D’ordinaire à la verticale, des échantillons de tapisseries d’Aubusson prennent la tangente. Revisitées par le label Pierre Augustin Rose, ces tentures murales inscrites au Patrimoine culturel immatériel de l’humanité par l’Unesco depuis 2009, s’apprêtent à tenir salon dans plusieurs penthouses new-yorkais.
Pierre Bénard, Augustin Deleuze et Nina Rose, les fondateurs du label de mobilier contemporain créé en 2018, viennent de recouvrir de ces panneaux spectaculaires une vingtaine de sièges proposés à la vente dans la galerie qu’ils ont fraîchement inaugurée à Soho, au sud de Manhattan.

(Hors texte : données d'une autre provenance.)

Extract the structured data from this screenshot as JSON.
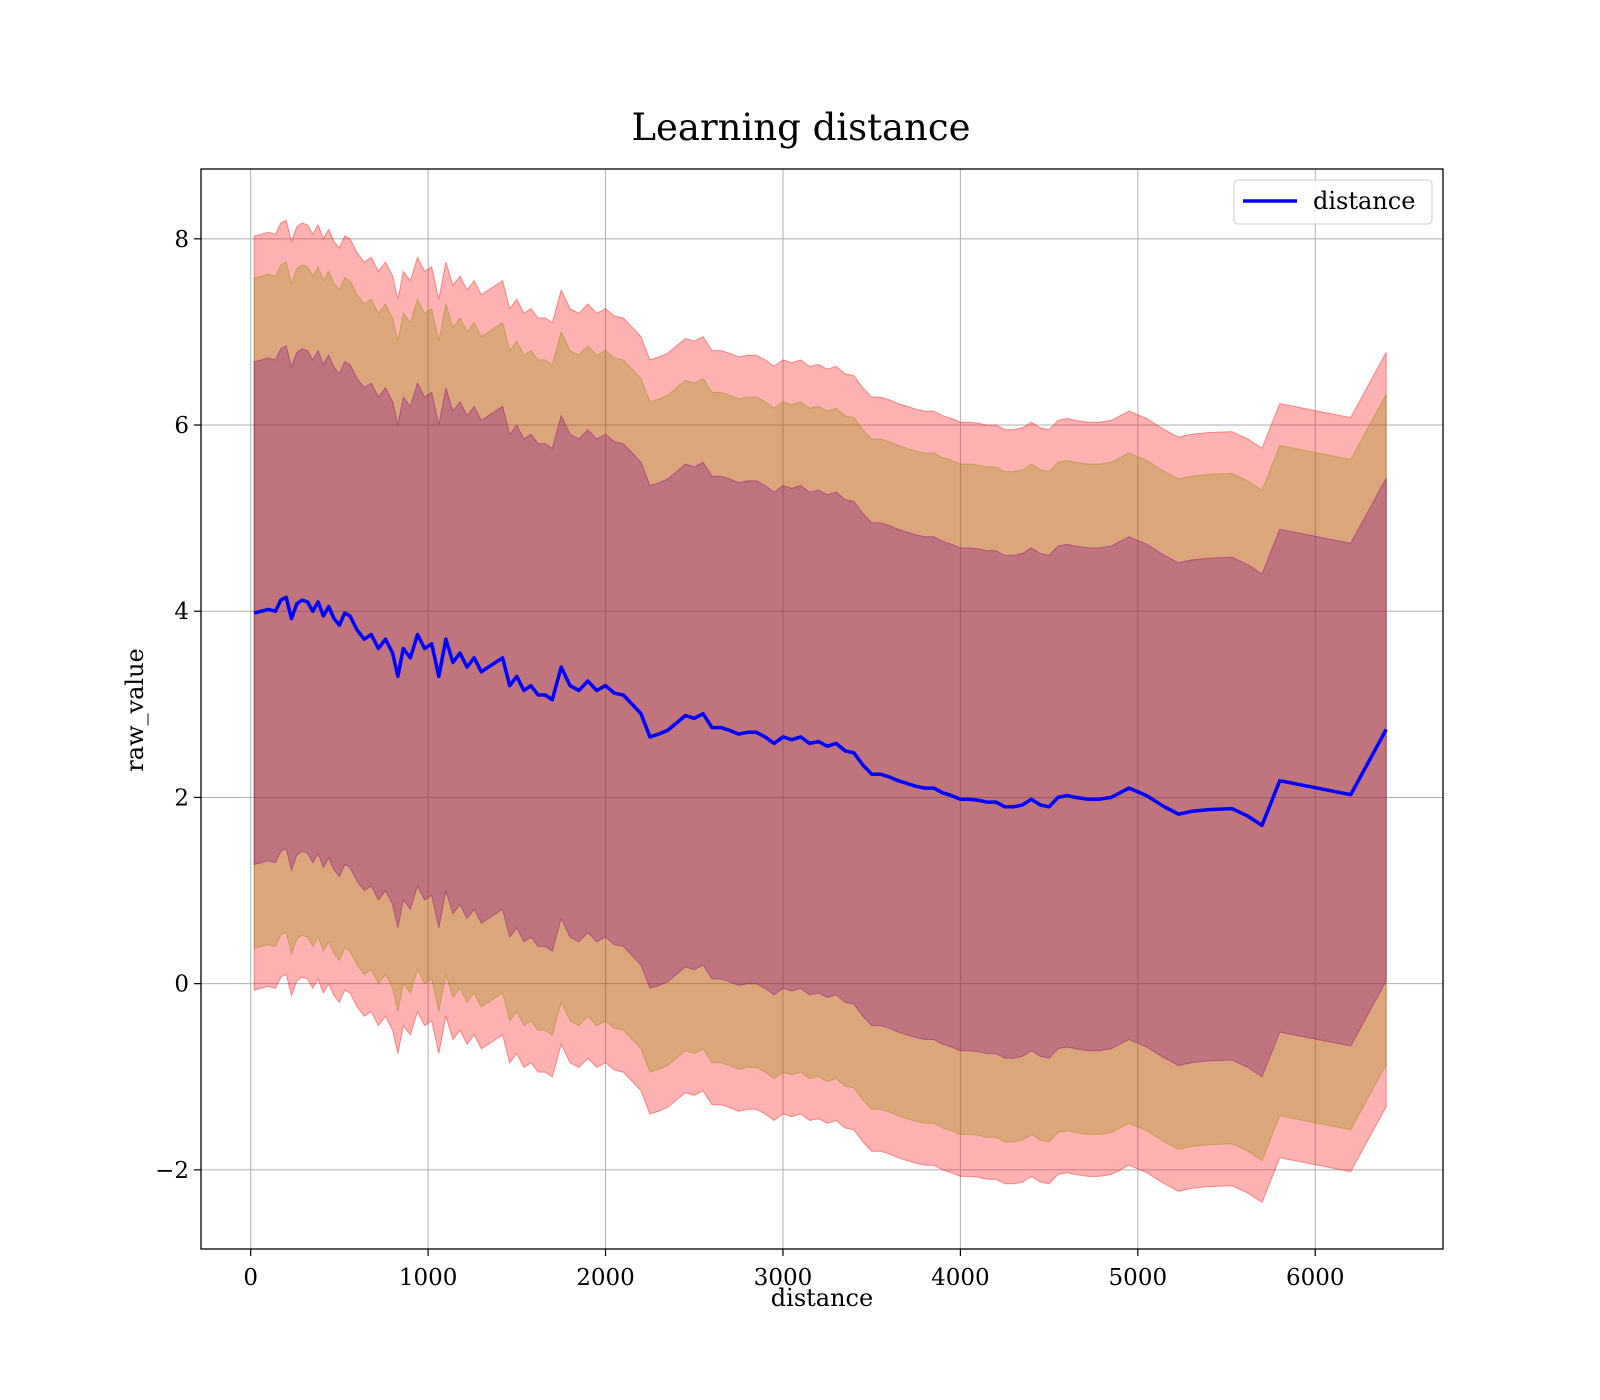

Une manière de « faire rayonner le savoir-faire français », ainsi qu’ils l’expliquent d’une même voix.
Cette collection de pièces uniques, baptisée « Aubusson Collector », a tout pour attirer l’attention de la clientèle américaine, amatrice de récits et d’objets emblématiques du patrimoine.
Car les anciens antiquaires du marché aux puces de Paul Bert - Serpette, à Saint-Ouen, ont renoué avec leur passion première, avant de dessiner des canapés galbés et des fauteuils parcheminés : chiner. Enchères, puces, foires, brocantes, marchands spécialisés… les trois associés ont récupéré des fragments de tissus abîmés, en ont prélevé les zones « les plus fraîches », précise Augustin Deleuze, pour les appliquer ensuite sur quelques-uns de leurs fauteuils.
Rien de révolutionnaire ni d’irrévérencieux, « au XIXe siècle, retapisser des sièges plus anciens avec des morceaux de tentures murales de la même époque se faisait déjà », ajoute le designer et antiquaire. Aussi pragmatique, leur démarche est juste plus anachronique. Le trio s’est concentré sur des tapisseries datées du XVIIIe siècle : des modèles présentant de la verdure, parfois un peu d’architecture ou d’animaux au loin, d’autres avec des scènes historiques ou mythologiques, des batailles et autres extraits de l’histoire de France – « les plus classiques, nos préférées ».
Les designers de Pierre Augustin Rose ont ensuite veillé à placer ces reliques textiles sur les dossiers, les côtés ou les accoudoirs de fauteuils, sofas, chaises et confidents – plus rarement sur l’assise, par précaution. Les autres parties sont revêtues de velours de mohair, pour adoucir la rigueur de la laine cardée.
Mais Pierre Bénard, Augustin Deleuze et Nina Rose assument le fait que ces pièces d’exception, ainsi tapissées, se prêtent davantage à la contemplation qu’à un usage classique. « Ce sont presque des œuvres d’art, mieux vaut les regarder que les mettre à l’épreuve », glisse Augustin Deleuze. En filigrane, l’entreprise fait ici la démonstration d’une certaine idée du réemploi, portée par la volonté de donner une seconde vie à des textiles trop endommagés pour rester au mur mais trop précieux pour disparaître à jamais.